Harpo, le magnifique

Mis ainsi en échec, échec ô combien relatif, son visage ne semble cependant jamais pouvoir se défaire de cette félicité qui lui est naturelle, de cette bonhomie permanente. Gracieux, il est l'évocation d'une candeur toute juvénile, d’une disposition lutine à être. Après s'être amouraché de la moindre blonde qu'il course à en perdre haleine, il s'attendrit devant les amoureux transis en peine de reconnaissance. Les quelques notes douces et mélancoliques sorties de sa harpe soulignent cet aspect en ajoutant la touche angélique, rêveuse, poétique et sans aucun doute réconfortante qui lui permet dans une ultime pirouette de bénéficier finalement des faveurs des dames. Il peut encore offrir quelques sucres d’orge ou d’immenses sucettes sortis tout droit de son imperméable. « C’est là que tu vis, Harpo ? Ce doit être magnifique [3] d’être comme toi. Tu vis tout seul. Tu ne dépends de personne et personne ne te fait de peine. » lui dit une héroïne accablée par le sort dans Love Happy (La Pêche au trésor). Sur ces mots, Harpo – qui porte son vrai nom dans ce film – déploie toute son inventivité pour la consoler du chagrin qui l’anime, le jour de son anniversaire, et lui découvre à cette occasion la grotte qui lui sert d’habitation. À l’intérieur, l’univers de ce personnage si atypique et original apparaît peuplé d’animaux et d’objets hétéroclites. Il s’empresse de dégager la harpe qui reposait sous une couverture…

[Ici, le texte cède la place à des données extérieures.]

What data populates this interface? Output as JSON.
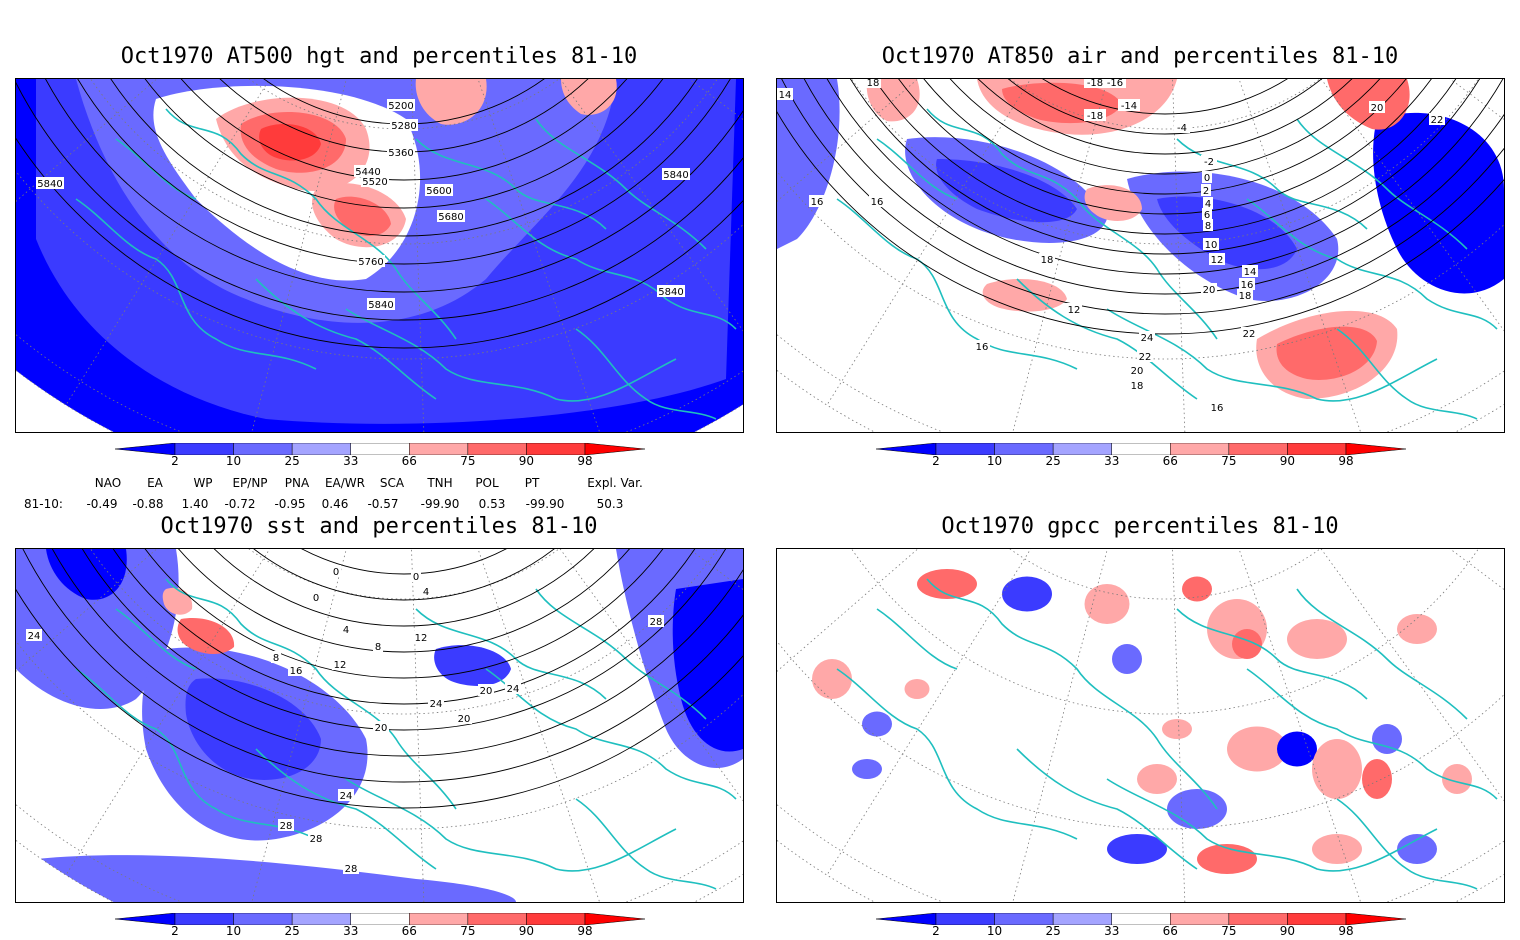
{
  "panels": [
    {
      "id": "hgt",
      "title": "Oct1970 AT500 hgt and percentiles 81-10",
      "contour_labels": [
        "5200",
        "5280",
        "5360",
        "5440",
        "5520",
        "5600",
        "5680",
        "5760",
        "5840",
        "5840",
        "5840",
        "5840"
      ]
    },
    {
      "id": "air",
      "title": "Oct1970 AT850 air and percentiles 81-10",
      "contour_labels": [
        "14",
        "18",
        "-18",
        "-16",
        "-14",
        "-18",
        "-4",
        "-2",
        "0",
        "2",
        "4",
        "6",
        "8",
        "10",
        "12",
        "14",
        "16",
        "18",
        "20",
        "20",
        "22",
        "16",
        "16",
        "18",
        "12",
        "16",
        "16",
        "24",
        "22",
        "20",
        "18",
        "16",
        "22"
      ]
    },
    {
      "id": "sst",
      "title": "Oct1970 sst and percentiles 81-10",
      "contour_labels": [
        "28",
        "24",
        "0",
        "0",
        "0",
        "4",
        "8",
        "4",
        "8",
        "12",
        "16",
        "20",
        "20",
        "24",
        "20",
        "24",
        "28",
        "24",
        "28",
        "28",
        "12"
      ]
    },
    {
      "id": "gpcc",
      "title": "Oct1970 gpcc percentiles 81-10",
      "contour_labels": []
    }
  ],
  "colorbar": {
    "ticks": [
      "2",
      "10",
      "25",
      "33",
      "66",
      "75",
      "90",
      "98"
    ],
    "colors": [
      "#0000ff",
      "#3b3bff",
      "#6a6aff",
      "#a4a4ff",
      "#ffffff",
      "#ffa8a8",
      "#ff6a6a",
      "#ff3b3b",
      "#ff0000"
    ]
  },
  "teleconnections": {
    "headers": [
      "NAO",
      "EA",
      "WP",
      "EP/NP",
      "PNA",
      "EA/WR",
      "SCA",
      "TNH",
      "POL",
      "PT",
      "Expl. Var."
    ],
    "row_label": "81-10:",
    "values": [
      "-0.49",
      "-0.88",
      "1.40",
      "-0.72",
      "-0.95",
      "0.46",
      "-0.57",
      "-99.90",
      "0.53",
      "-99.90",
      "50.3"
    ]
  }
}
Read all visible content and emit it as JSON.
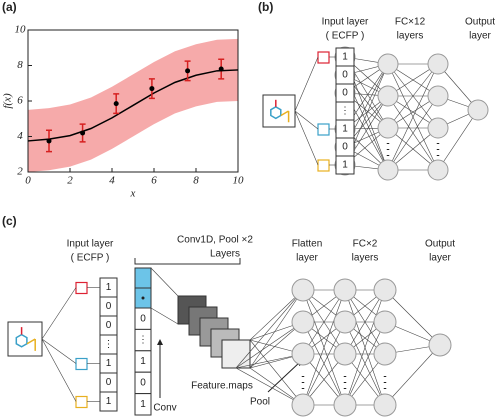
{
  "chart_data": {
    "type": "line",
    "panel_label": "(a)",
    "xlabel": "x",
    "ylabel": "f(x)",
    "xlim": [
      0,
      10
    ],
    "ylim": [
      2,
      10
    ],
    "xticks": [
      0,
      2,
      4,
      6,
      8,
      10
    ],
    "yticks": [
      2,
      4,
      6,
      8,
      10
    ],
    "x": [
      0,
      1,
      2,
      3,
      4,
      5,
      6,
      7,
      8,
      9,
      10
    ],
    "series": [
      {
        "color": "#000000",
        "values": [
          3.75,
          3.85,
          4.05,
          4.45,
          5.05,
          5.75,
          6.45,
          7.05,
          7.45,
          7.7,
          7.75
        ]
      }
    ],
    "band": {
      "color": "#f6aaaa",
      "lower": [
        2.0,
        2.1,
        2.3,
        2.7,
        3.3,
        4.0,
        4.7,
        5.3,
        5.7,
        5.95,
        6.0
      ],
      "upper": [
        5.5,
        5.6,
        5.8,
        6.2,
        6.8,
        7.5,
        8.2,
        8.8,
        9.2,
        9.45,
        9.5
      ]
    },
    "observations": {
      "color": "#d62020",
      "x": [
        1,
        2.6,
        4.2,
        5.9,
        7.6,
        9.2
      ],
      "values": [
        3.75,
        4.2,
        5.85,
        6.7,
        7.7,
        7.8
      ],
      "errors": [
        0.6,
        0.5,
        0.55,
        0.55,
        0.55,
        0.55
      ]
    }
  },
  "panel_b": {
    "panel_label": "(b)",
    "input_title": "Input layer",
    "input_subtitle": "( ECFP )",
    "hidden_title": "FC×12",
    "hidden_subtitle": "layers",
    "output_title": "Output",
    "output_subtitle": "layer",
    "vector": [
      "1",
      "0",
      "0",
      "⋮",
      "1",
      "0",
      "1"
    ]
  },
  "panel_c": {
    "panel_label": "(c)",
    "input_title": "Input  layer",
    "input_subtitle": "( ECFP )",
    "vector": [
      "1",
      "0",
      "0",
      "⋮",
      "1",
      "0",
      "1"
    ],
    "conv_vector": [
      "0",
      "⋮",
      "1",
      "0",
      "1"
    ],
    "conv_title": "Conv1D, Pool  ×2",
    "conv_subtitle": "Layers",
    "feature_maps": "Feature.maps",
    "conv_label": "Conv",
    "pool_label": "Pool",
    "flatten_title": "Flatten",
    "flatten_subtitle": "layer",
    "fc_title": "FC×2",
    "fc_subtitle": "layers",
    "output_title": "Output",
    "output_subtitle": "layer"
  }
}
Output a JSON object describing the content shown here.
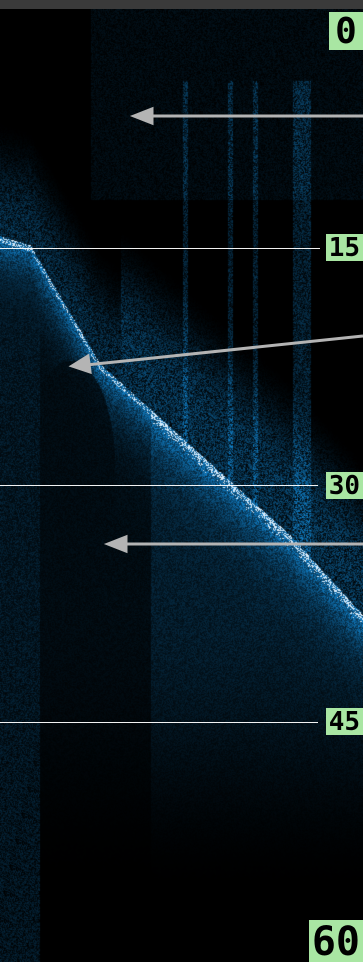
{
  "depth_scale": {
    "labels": [
      "0",
      "15",
      "30",
      "45",
      "60"
    ]
  },
  "colors": {
    "background": "#000000",
    "sonar_blue": "#2f8fd8",
    "bottom_highlight": "#e8f6ff",
    "label_background": "#a9e6a3",
    "pointer_gray": "#b4b4b4"
  }
}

Les traits stables et équilibrés du visage qu’il arbore en permanence, ne sont en réalité que l'illustration de l'homme heureux comme le définit Rosset, du jouisseur d'existence que les contractions les plus fortes, les grimaces les plus affreuses ne sauraient entacher. Ses deux grands yeux authentifient quant à eux, par leur étonnante expressivité, en plus de l’appétit vorace qui le caractérise, une curiosité de tous les instants et une capacité infinie de s'émerveiller de tout ce qui l'entoure. Ses ressources paraissent inépuisables, rendues en outre miraculeuses par d’étonnantes propriétés. « Que ferais-je sans toi ? Grâce à toi cet anniversaire est le plus joli de ma vie. » lui répond finalement la jeune fille de Love Happy (La Pêche au trésor) après avoir reçu un somptueux collier de diamants et soufflé les bougies qui brûlaient à l’extrémité des doigts de Harpo. S’il lui arrive parfois de s'endormir sur place, dans l’étroitesse d’une cabine surpeuplée, ou plus simplement dans le jardin d’une superbe demeure, ce n'est que pour mieux se délecter des surprises que le réveil lui réserve.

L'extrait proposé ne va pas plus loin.